I don't happen to think the Chinese will take it lying down. Just because the United States congress sold out to Basel in allowing mark to market and the destruction of the economy on a much larger scale than was necessary does not mean that China will accept that international brutality. China was smart enough to reject Basel 2, while our politicians sold us down the Basel 2 river.

I am quite certain that China understands what procyclicality means and knows it just isn't the way to keep your nation sovereign and prosperous. Would that our politicians could ever learn this lesson.

Mark to market is fair in theory, as Ellen Brown has said. But she also says that implementing it in the throws of the Great Recession was a bad idea. It was a really bad idea. How can we say that this liquidation was not preplanned? We can't. It looked preplanned. By the time FASB lifted mark to market, the entire housing market had crashed.
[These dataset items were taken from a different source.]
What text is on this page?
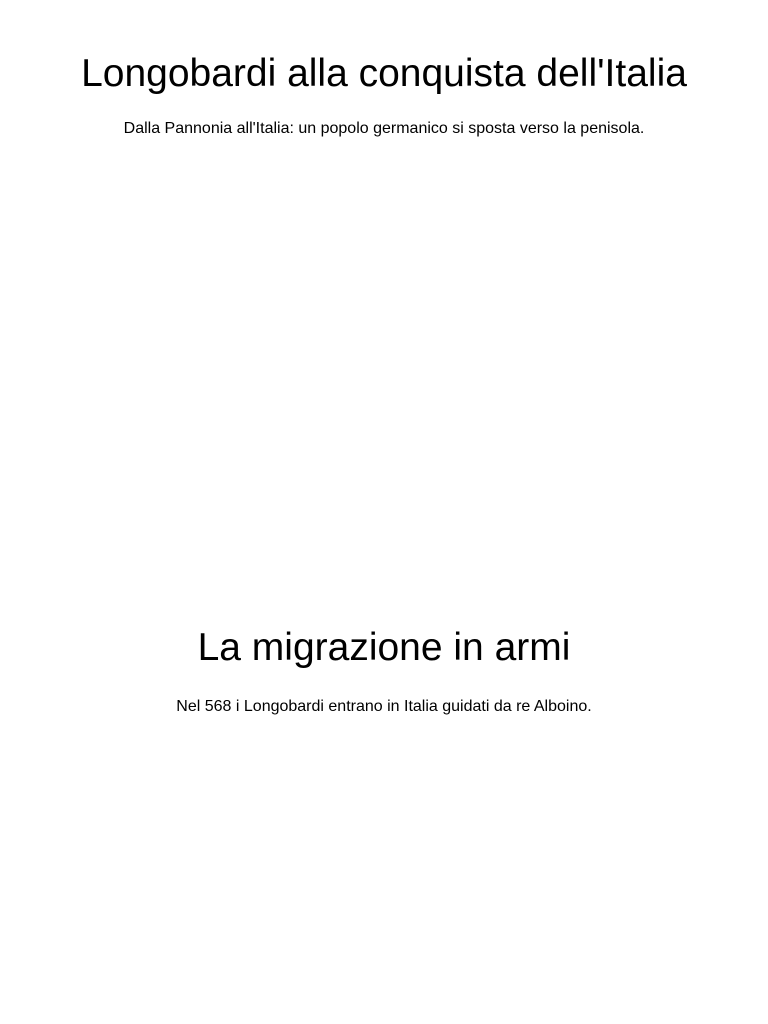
Longobardi alla conquista dell'Italia

Dalla Pannonia all'Italia: un popolo germanico si sposta verso la penisola.

La migrazione in armi

Nel 568 i Longobardi entrano in Italia guidati da re Alboino.
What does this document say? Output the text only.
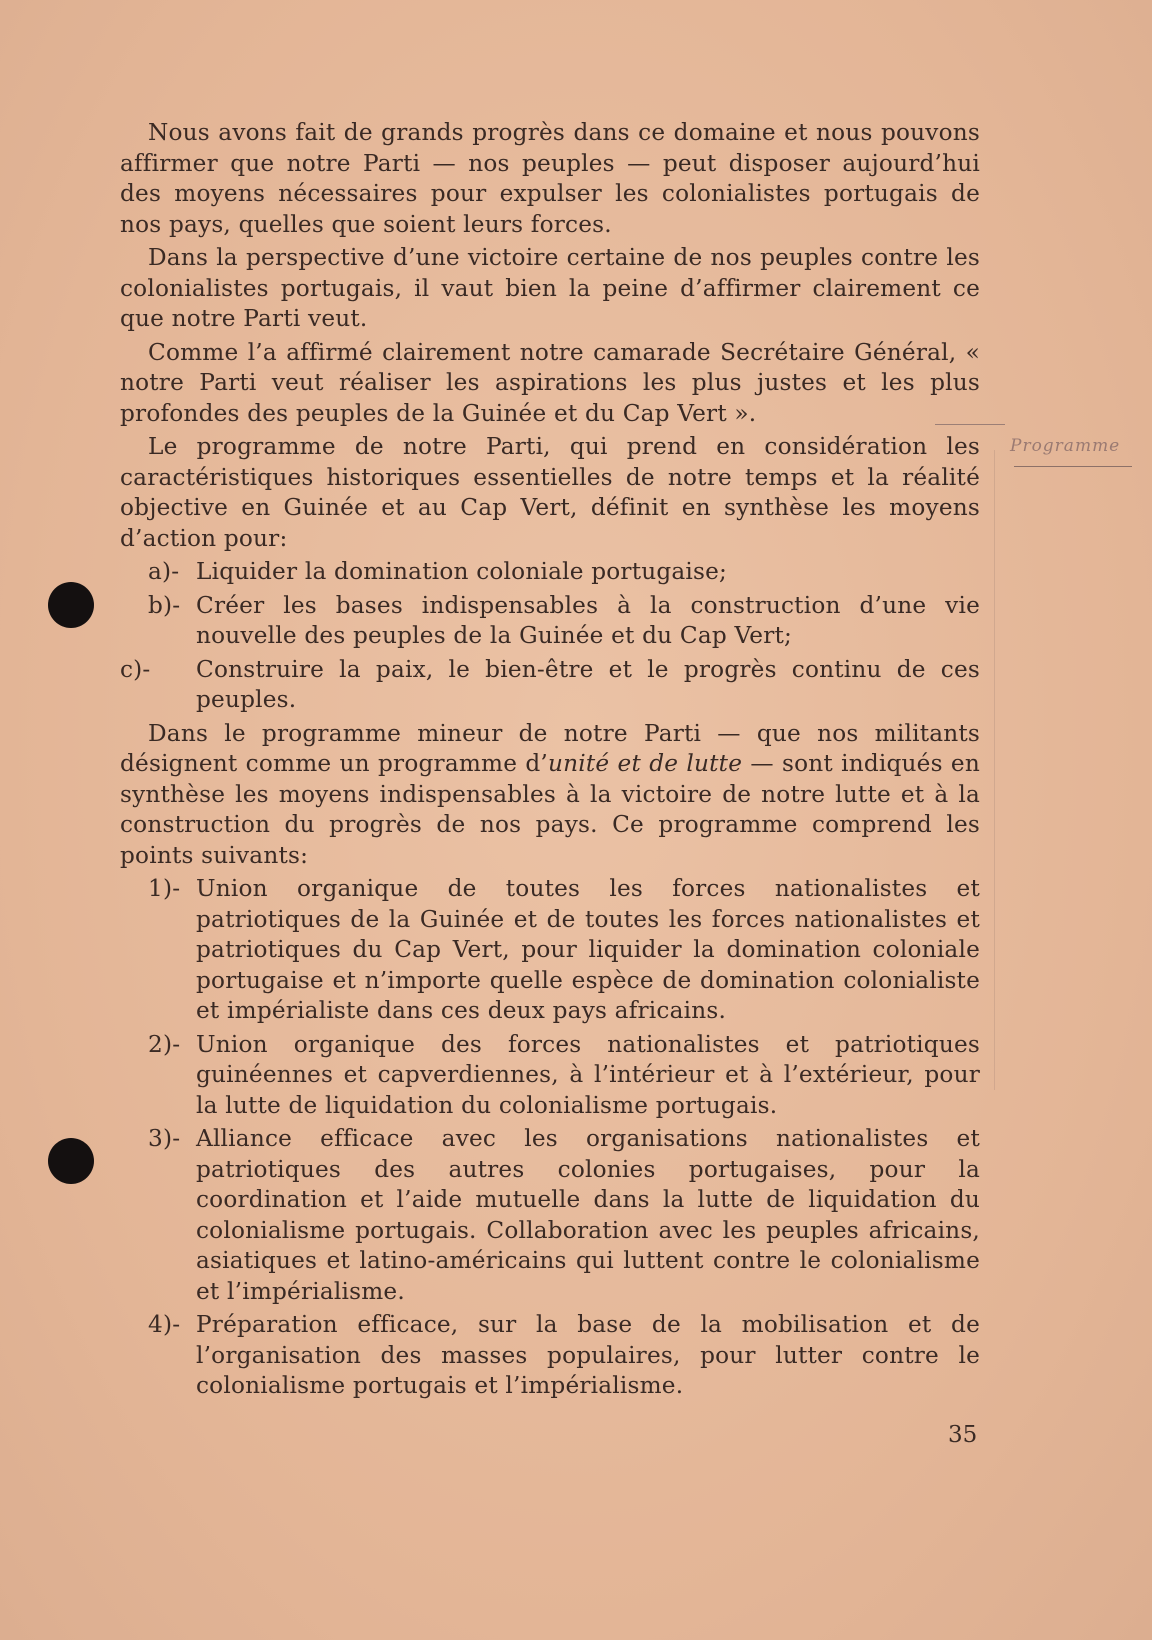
Programme

Nous avons fait de grands progrès dans ce domaine et nous pouvons affirmer que notre Parti — nos peuples — peut disposer aujourd’hui des moyens nécessaires pour expulser les colonialistes portugais de nos pays, quelles que soient leurs forces.

Dans la perspective d’une victoire certaine de nos peuples contre les colonialistes portugais, il vaut bien la peine d’affirmer clairement ce que notre Parti veut.

Comme l’a affirmé clairement notre camarade Secrétaire Général, « notre Parti veut réaliser les aspirations les plus justes et les plus profondes des peuples de la Guinée et du Cap Vert ».

Le programme de notre Parti, qui prend en considération les caractéristiques historiques essentielles de notre temps et la réalité objective en Guinée et au Cap Vert, définit en synthèse les moyens d’action pour:

a)- Liquider la domination coloniale portugaise;
b)- Créer les bases indispensables à la construction d’une vie nouvelle des peuples de la Guinée et du Cap Vert;
c)-	Construire la paix, le bien-être et le progrès continu de ces peuples.

Dans le programme mineur de notre Parti — que nos militants désignent comme un programme d’unité et de lutte — sont indiqués en synthèse les moyens indispensables à la victoire de notre lutte et à la construction du progrès de nos pays. Ce programme comprend les points suivants:

1)- Union organique de toutes les forces nationalistes et patriotiques de la Guinée et de toutes les forces nationalistes et patriotiques du Cap Vert, pour liquider la domination coloniale portugaise et n’importe quelle espèce de domination colonialiste et impérialiste dans ces deux pays africains.
2)- Union organique des forces nationalistes et patriotiques guinéennes et capverdiennes, à l’intérieur et à l’extérieur, pour la lutte de liquidation du colonialisme portugais.
3)- Alliance efficace avec les organisations nationalistes et patriotiques des autres colonies portugaises, pour la coordination et l’aide mutuelle dans la lutte de liquidation du colonialisme portugais. Collaboration avec les peuples africains, asiatiques et latino-américains qui luttent contre le colonialisme et l’impérialisme.
4)- Préparation efficace, sur la base de la mobilisation et de l’organisation des masses populaires, pour lutter contre le colonialisme portugais et l’impérialisme.
35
The ghost of Andrew Mellon was present as the shadow banks failed and the commercial banks pulled back in real estate operations. Mark to market was applied in the Great Depression as well, not because the loans were all bad, but because regulators wanted them to write the values of the loans down. It helped extend the Great Depression!

As I recall, mark to market, or fair value accounting, was marketed as something good, something conservative, something beneficial to society in . But if a bank wanted to hold an asset, why did it have to be priced at a fire sale price? If it was not going to be sold, was that fair? And again, was it fair to subject the banks to it as the commercial paper market was crashing?  Mark to market losses, as Investopedia states, has nothing to do with the sale of anything. It is an accounting entry that shut down the banks.

Turns out, Alan Greenspan was warned in the 1990's about the potential destruction of allowing mark to market. Yet his predecessor, Ben Bernanke allowed it to happen 10 years later. FASB is a private board. It is like the Fed in that sense, but surely could be overruled by the Fed or most certainly by congress at the request of the Federal Reserve Bank. That never happened.

Then Bernanke, said, after the fact:

 “…commercial real estate loans should not be marked down because the collateral value has declined.  It depends on the income from the property, not the collateral value.” Ben Bernanke, Feb. 24, 2009

That confession was too late to save main street from losing their houses. This is typical Fed behavior, joined at the hip with Basel as it is.

So, for investors, one has to realize that bubbles and crashes are made worse by central banks, over and over again, especially if the panics are credit based, bank based. It means that stocks and commodities are perhaps more at risk than most investors realize. Should they decide to invest, it should be with eyes wide open.

You can bet China will have its eyes wide open. 

Disclosure: I am not an investment counselor nor am I an attorney so my views are not to be considered investment advice.